Acara dimulai dengan doa lintas iman yang dipimpin oleh Ketua PCNU Kota Probolinggo, Arba’i Hasan, dan Pendeta Argo Daniel Satwiko. Setelah itu, panggung terapung menampilkan berbagai seni budaya daerah seperti Tari Mandhalung, musik duk-duk Kelabang Songo dan Cokro Budoyo, Selaras Band, atraksi Barongsai, hingga penampilan pamungkas Doyan Wadon yang menghibur warga di area pelabuhan.
Acara yang dimulai pukul 19.00 WIB ini dihadiri oleh Wali Kota Probolinggo Aminuddin, Wakil Wali Kota Ina Dwi Lestari, Kapolres Probolinggo Kota AKBP Rico Yumasri, unsur Forkopimda, kepala perangkat daerah, serta para pemangku kepentingan. Antusiasme masyarakat tetap terjaga hingga pergantian tahun yang berakhir pada Kamis (1/1/2026) pukul 01.00 WIB.

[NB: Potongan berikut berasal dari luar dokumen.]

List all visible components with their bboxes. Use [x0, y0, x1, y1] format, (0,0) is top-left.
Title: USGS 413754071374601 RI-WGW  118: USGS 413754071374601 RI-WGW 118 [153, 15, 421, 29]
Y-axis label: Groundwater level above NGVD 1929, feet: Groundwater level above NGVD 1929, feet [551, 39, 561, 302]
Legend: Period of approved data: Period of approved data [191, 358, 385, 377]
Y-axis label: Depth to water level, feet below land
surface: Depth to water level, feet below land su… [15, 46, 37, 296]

Dari penggalangan donasi yang dilakukan Pemkot bersama Korps Pegawai Republik Indonesia (KORPRI), terkumpul dana lebih dari Rp426 juta. Selain itu, donasi spontan pada malam kegiatan mencapai sekitar Rp6,7 juta. Seluruh donasi akan disalurkan melalui Dinas Sosial PPPA kepada lembaga resmi untuk membantu korban bencana di wilayah Sumatra.
Wali Kota Aminuddin menegaskan bahwa Pemkot sengaja meniadakan pesta kembang api sebagai wujud empati kepada masyarakat terdampak bencana. “Kami memilih berbagi dan bermuhasabah. Pergantian tahun ini menjadi momen evaluasi menuju akselerasi. Capaian kinerja dan prestasi kami sampaikan melalui tayangan video,” ujarnya usai kegiatan bakar ikan bersama masyarakat.
Sebagai bagian dari kebersamaan, panitia juga menyiapkan ikan bakar dengan membagikan 1.000 kupon gratis kepada penonton. Salah seorang warga, Aini asal Triwung, mengaku terkesan dengan nuansa perayaan yang berbeda. “Seru karena suasananya di pelabuhan. Meski tanpa kembang api, kami tetap menikmati pergantian tahun sambil berbagi untuk saudara-saudara yang terdampak bencana,” katanya.
Melalui Charity Night, Pemerintah Kota Probolinggo menegaskan komitmen menjadikan perayaan publik bukan sekadar hiburan, melainkan ruang solidaritas sosial yang berdampak nyata bagi kemanusiaan.